I have a very strage problem:

var cat = [ { slug: "test/foo", id: 1}, { slug: "test/bar", id: 1}];
var searchreg = new RegExp("test","g");

cat.forEach(function(item){
  if(searchreg.test(item.slug)){
    console.log(item);
  } 
});

This should print me both items out of "cat". But I only get the first. If I add more items I only get every 2nd (start with the first).

I get it woking with:

var cat = [ { slug: "test/foo", id: 1}, { slug: "test/bar", id: 1}];

cat.forEach(function(item){
  var searchreg = new RegExp("test","g");
  if(searchreg.test(item.slug)){
    console.log(item);
  } 
});

But I don't understand why this don't work (Chrome) - anyone a Idea?

Answer 1

It's because of the g ("global") flag. RegExp instances have state when you use the g flag: They remember where the last match they saw was, so they can continue from that point (for instance, if you're using them in a loop). (Yes, this is not the best design it could have had.) So the first time, it finds test in the string (and notes that it's not at the end of the string); the second time, it tries to find test continuing in the previous string from the previous location, and of course doesn't find it.
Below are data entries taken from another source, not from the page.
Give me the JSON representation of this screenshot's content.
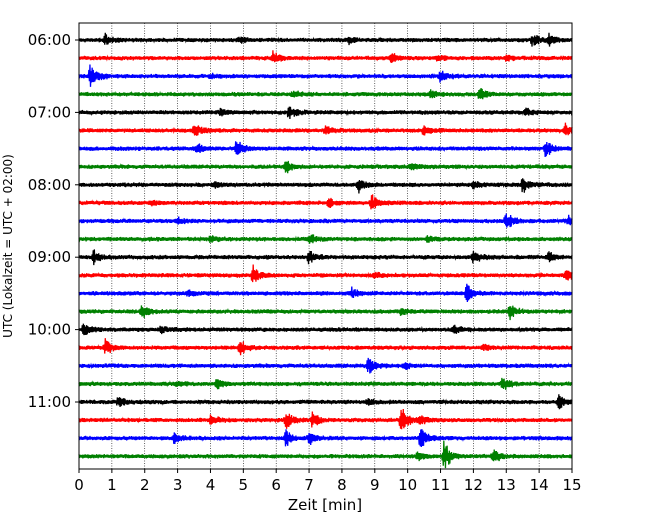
{
  "chart_data": {
    "type": "line",
    "subtype": "seismogram-helicorder",
    "title": "",
    "xlabel": "Zeit  [min]",
    "ylabel": "UTC (Lokalzeit = UTC + 02:00)",
    "xlim": [
      0,
      15
    ],
    "x_ticks": [
      "0",
      "1",
      "2",
      "3",
      "4",
      "5",
      "6",
      "7",
      "8",
      "9",
      "10",
      "11",
      "12",
      "13",
      "14",
      "15"
    ],
    "y_tick_labels": [
      "06:00",
      "07:00",
      "08:00",
      "09:00",
      "10:00",
      "11:00"
    ],
    "vertical_gridlines": true,
    "line_colors": [
      "#000000",
      "#ff0000",
      "#0000ff",
      "#008000"
    ],
    "traces": [
      {
        "start": "06:00",
        "color": "#000000",
        "events": [
          {
            "t": 0.8,
            "amp": 0.4
          },
          {
            "t": 4.9,
            "amp": 0.2
          },
          {
            "t": 8.2,
            "amp": 0.25
          },
          {
            "t": 13.8,
            "amp": 0.45
          },
          {
            "t": 14.3,
            "amp": 0.35
          }
        ]
      },
      {
        "start": "06:15",
        "color": "#ff0000",
        "events": [
          {
            "t": 5.9,
            "amp": 0.4
          },
          {
            "t": 9.5,
            "amp": 0.35
          },
          {
            "t": 10.9,
            "amp": 0.2
          },
          {
            "t": 13.0,
            "amp": 0.2
          }
        ]
      },
      {
        "start": "06:30",
        "color": "#0000ff",
        "events": [
          {
            "t": 0.35,
            "amp": 0.9
          },
          {
            "t": 11.0,
            "amp": 0.45
          },
          {
            "t": 4.0,
            "amp": 0.15
          }
        ]
      },
      {
        "start": "06:45",
        "color": "#008000",
        "events": [
          {
            "t": 12.2,
            "amp": 0.5
          },
          {
            "t": 10.7,
            "amp": 0.25
          },
          {
            "t": 6.5,
            "amp": 0.2
          }
        ]
      },
      {
        "start": "07:00",
        "color": "#000000",
        "events": [
          {
            "t": 6.4,
            "amp": 0.5
          },
          {
            "t": 4.3,
            "amp": 0.2
          },
          {
            "t": 13.6,
            "amp": 0.2
          }
        ]
      },
      {
        "start": "07:15",
        "color": "#ff0000",
        "events": [
          {
            "t": 3.5,
            "amp": 0.45
          },
          {
            "t": 7.5,
            "amp": 0.3
          },
          {
            "t": 10.5,
            "amp": 0.35
          },
          {
            "t": 14.8,
            "amp": 0.4
          }
        ]
      },
      {
        "start": "07:30",
        "color": "#0000ff",
        "events": [
          {
            "t": 4.8,
            "amp": 0.65
          },
          {
            "t": 3.6,
            "amp": 0.3
          },
          {
            "t": 14.2,
            "amp": 0.5
          }
        ]
      },
      {
        "start": "07:45",
        "color": "#008000",
        "events": [
          {
            "t": 6.3,
            "amp": 0.4
          },
          {
            "t": 10.1,
            "amp": 0.2
          }
        ]
      },
      {
        "start": "08:00",
        "color": "#000000",
        "events": [
          {
            "t": 8.5,
            "amp": 0.45
          },
          {
            "t": 13.5,
            "amp": 0.5
          },
          {
            "t": 12.0,
            "amp": 0.3
          },
          {
            "t": 4.1,
            "amp": 0.2
          }
        ]
      },
      {
        "start": "08:15",
        "color": "#ff0000",
        "events": [
          {
            "t": 8.9,
            "amp": 0.55
          },
          {
            "t": 7.6,
            "amp": 0.3
          },
          {
            "t": 2.2,
            "amp": 0.15
          }
        ]
      },
      {
        "start": "08:30",
        "color": "#0000ff",
        "events": [
          {
            "t": 13.0,
            "amp": 0.6
          },
          {
            "t": 3.0,
            "amp": 0.2
          },
          {
            "t": 14.9,
            "amp": 0.3
          }
        ]
      },
      {
        "start": "08:45",
        "color": "#008000",
        "events": [
          {
            "t": 7.0,
            "amp": 0.35
          },
          {
            "t": 4.0,
            "amp": 0.25
          },
          {
            "t": 10.6,
            "amp": 0.2
          }
        ]
      },
      {
        "start": "09:00",
        "color": "#000000",
        "events": [
          {
            "t": 0.45,
            "amp": 0.45
          },
          {
            "t": 7.0,
            "amp": 0.45
          },
          {
            "t": 12.0,
            "amp": 0.45
          },
          {
            "t": 14.3,
            "amp": 0.3
          }
        ]
      },
      {
        "start": "09:15",
        "color": "#ff0000",
        "events": [
          {
            "t": 5.3,
            "amp": 0.55
          },
          {
            "t": 14.8,
            "amp": 0.4
          },
          {
            "t": 9.0,
            "amp": 0.2
          }
        ]
      },
      {
        "start": "09:30",
        "color": "#0000ff",
        "events": [
          {
            "t": 11.8,
            "amp": 0.6
          },
          {
            "t": 8.3,
            "amp": 0.35
          },
          {
            "t": 3.3,
            "amp": 0.25
          }
        ]
      },
      {
        "start": "09:45",
        "color": "#008000",
        "events": [
          {
            "t": 1.9,
            "amp": 0.5
          },
          {
            "t": 13.1,
            "amp": 0.5
          },
          {
            "t": 9.8,
            "amp": 0.2
          }
        ]
      },
      {
        "start": "10:00",
        "color": "#000000",
        "events": [
          {
            "t": 0.15,
            "amp": 0.45
          },
          {
            "t": 11.4,
            "amp": 0.3
          },
          {
            "t": 2.5,
            "amp": 0.2
          }
        ]
      },
      {
        "start": "10:15",
        "color": "#ff0000",
        "events": [
          {
            "t": 0.8,
            "amp": 0.55
          },
          {
            "t": 4.9,
            "amp": 0.55
          },
          {
            "t": 12.3,
            "amp": 0.2
          }
        ]
      },
      {
        "start": "10:30",
        "color": "#0000ff",
        "events": [
          {
            "t": 8.8,
            "amp": 0.7
          },
          {
            "t": 9.9,
            "amp": 0.2
          }
        ]
      },
      {
        "start": "10:45",
        "color": "#008000",
        "events": [
          {
            "t": 12.9,
            "amp": 0.5
          },
          {
            "t": 4.2,
            "amp": 0.3
          },
          {
            "t": 3.0,
            "amp": 0.15
          }
        ]
      },
      {
        "start": "11:00",
        "color": "#000000",
        "events": [
          {
            "t": 1.2,
            "amp": 0.35
          },
          {
            "t": 14.6,
            "amp": 0.4
          },
          {
            "t": 8.8,
            "amp": 0.2
          }
        ]
      },
      {
        "start": "11:15",
        "color": "#ff0000",
        "events": [
          {
            "t": 9.8,
            "amp": 0.95
          },
          {
            "t": 6.3,
            "amp": 0.55
          },
          {
            "t": 7.1,
            "amp": 0.5
          },
          {
            "t": 4.0,
            "amp": 0.35
          },
          {
            "t": 10.4,
            "amp": 0.3
          }
        ]
      },
      {
        "start": "11:30",
        "color": "#0000ff",
        "events": [
          {
            "t": 10.4,
            "amp": 0.8
          },
          {
            "t": 6.3,
            "amp": 0.55
          },
          {
            "t": 7.0,
            "amp": 0.45
          },
          {
            "t": 2.9,
            "amp": 0.35
          }
        ]
      },
      {
        "start": "11:45",
        "color": "#008000",
        "events": [
          {
            "t": 11.1,
            "amp": 0.95
          },
          {
            "t": 12.6,
            "amp": 0.5
          },
          {
            "t": 10.3,
            "amp": 0.25
          }
        ]
      }
    ]
  }
}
The third time, since it knows it ran out of input last time, it looks at the input again.

In your case, since you don't need to search further than the first instance, simply remove the g flag:

var searchreg = /test/; // That's a regex literal, basically: ... = new RegEx("test")

Alternately, you could reset it by assigning 0 to its lastIndex property:

searchreg.lastIndex = 0;
if (searchreg.test(item.slug))

Or, in this specific use case, you don't need regex at all:

if (item.slug.indexOf("test") !== -1) {
    // It has "test" in the slug
}